万田 まあ、そのへんはね(笑)。階段を見つけたら撮りたいと思う人間ですからね、僕は。なるべく階段のあるところで撮りたいって思ってるんで…そうでした。
■ごっこ遊びのおもしろさ
―――映画を観た方の反応はどうですか?
万田 二つに分かれてるんですかね。おもしろいっていうのと、ある種リアリズムがなさすぎる、っていう。こんな女の人いないよねとか、こんな簡単に楽しちゃいけないよねとか、やりたいことだけやって、ただ、西森の家で骨休みして帰ってきて、男とも別れて、しがらみ全部なくして、それは都合よすぎないとかね(笑)。そういう反応もありますよね。一方で、やっぱり、本来なら乗り越えなきゃいけないハードルみたいなものを、平気で乗り越えていく、女の人の今の生き方みたいな、これはこれでわかる、という人もいますし、結構分かれますね、評価が。
―――観客の皆さんに向けて、どういうところを観てほしいとかありましたら、お願いします。
万田 『イヌミチ』というタイトルで、男が飼い主になって、女が犬になるという映画なんですけれども、そうすると、やはりどうしても男女のセックスみたいなものが普通、介入しますよね。イメージもそういう感じで、ああ、またそんな映画っていうふうに思われがちだと思うんですけど、この映画が本当に不思議なのは、そこにセックスが介在しないという飼い主と犬の関係ですよね。その関係が、一体、どんな話になっていくのか、それでどういう話が展開していくのか、というところに、ぜひ興味を持って観に来てもらいたい、ということですね。

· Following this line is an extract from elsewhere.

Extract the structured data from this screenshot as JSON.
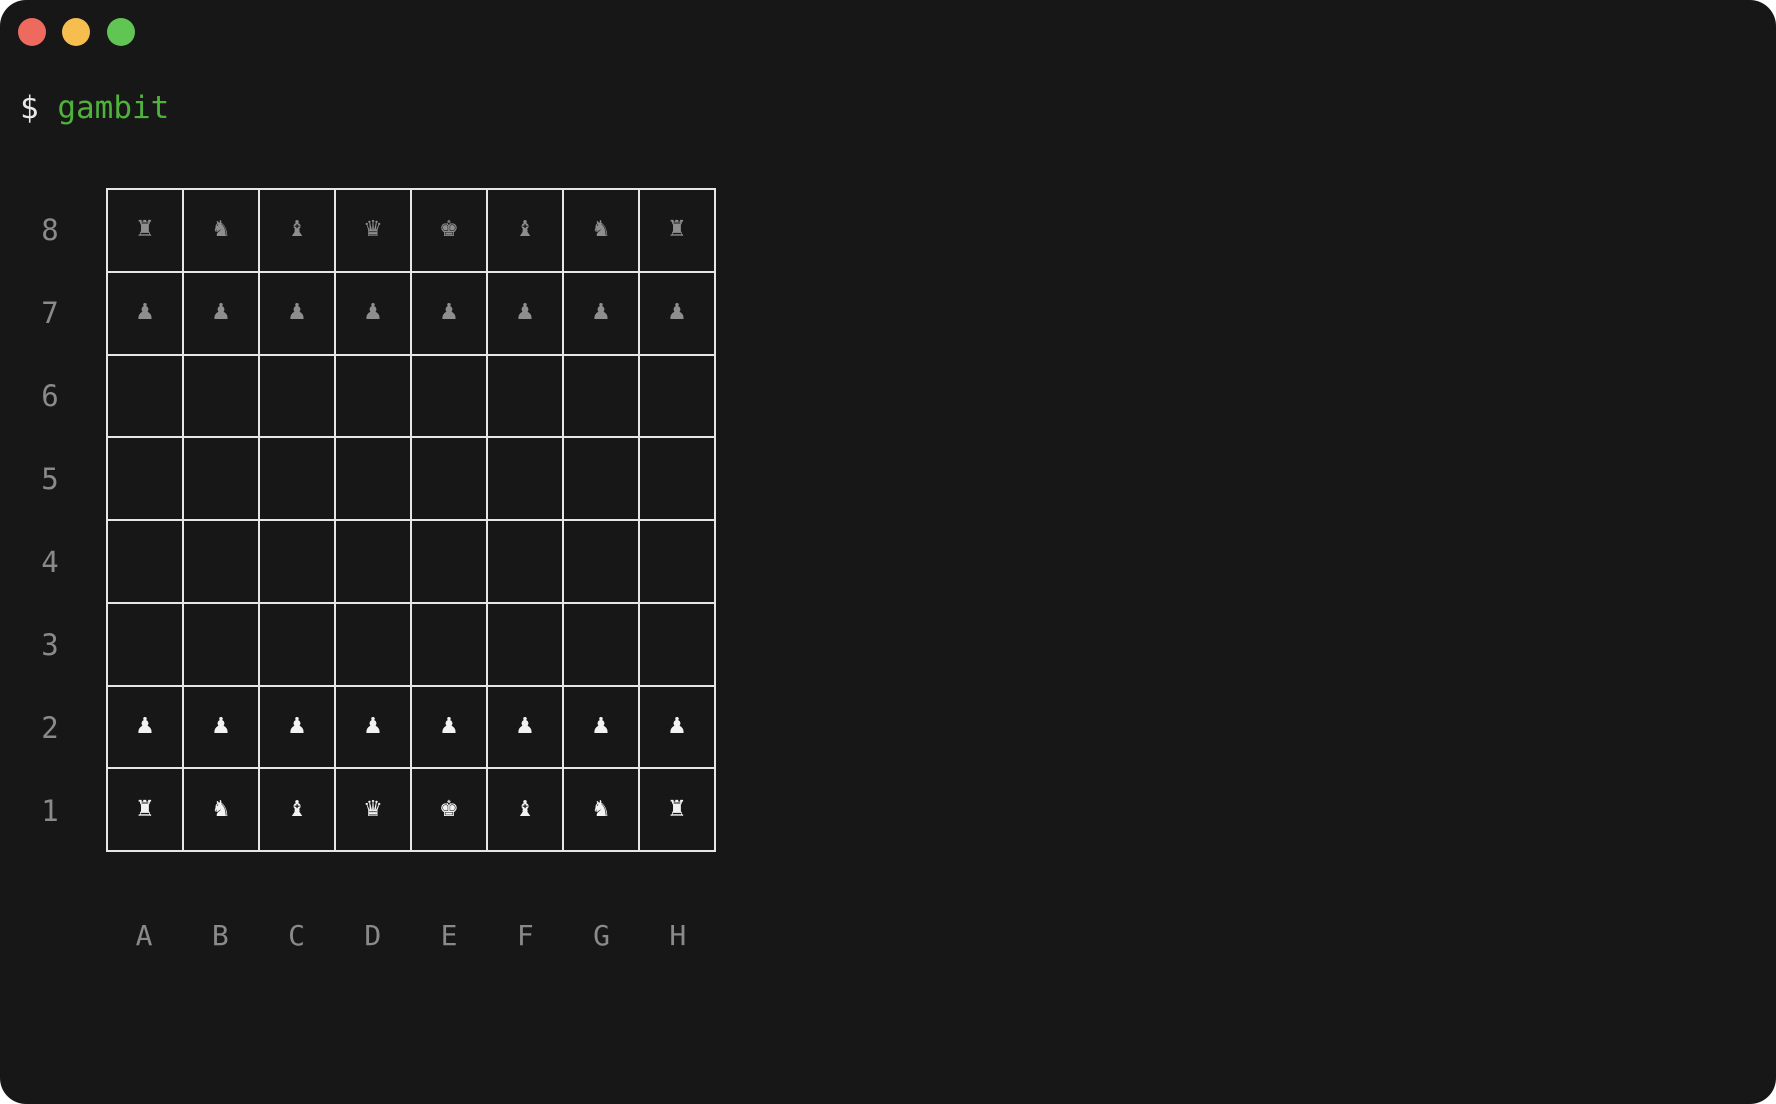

それと、おとぎ話だと思うんですけどね。仕事にも疲れたし、人間関係にも疲れた人が、犬になったら、楽になれる。なら、ちょっと犬をやってみようっていうことですよね。しかもセックスもないから、なお楽だっていうことですよね(笑)。セックスの関係があると面倒くさい、それもなくてもいいんだって、犬になれるんだっていうおとぎ話なんでね。ただ、なったらなったで、それなりに、何か失うもの、最終的には失った、その上で、もう一度、生き直してみようという結末にはなってると思います。おとぎ話のおもしろさみたいなものも観てもらいたいなと思います。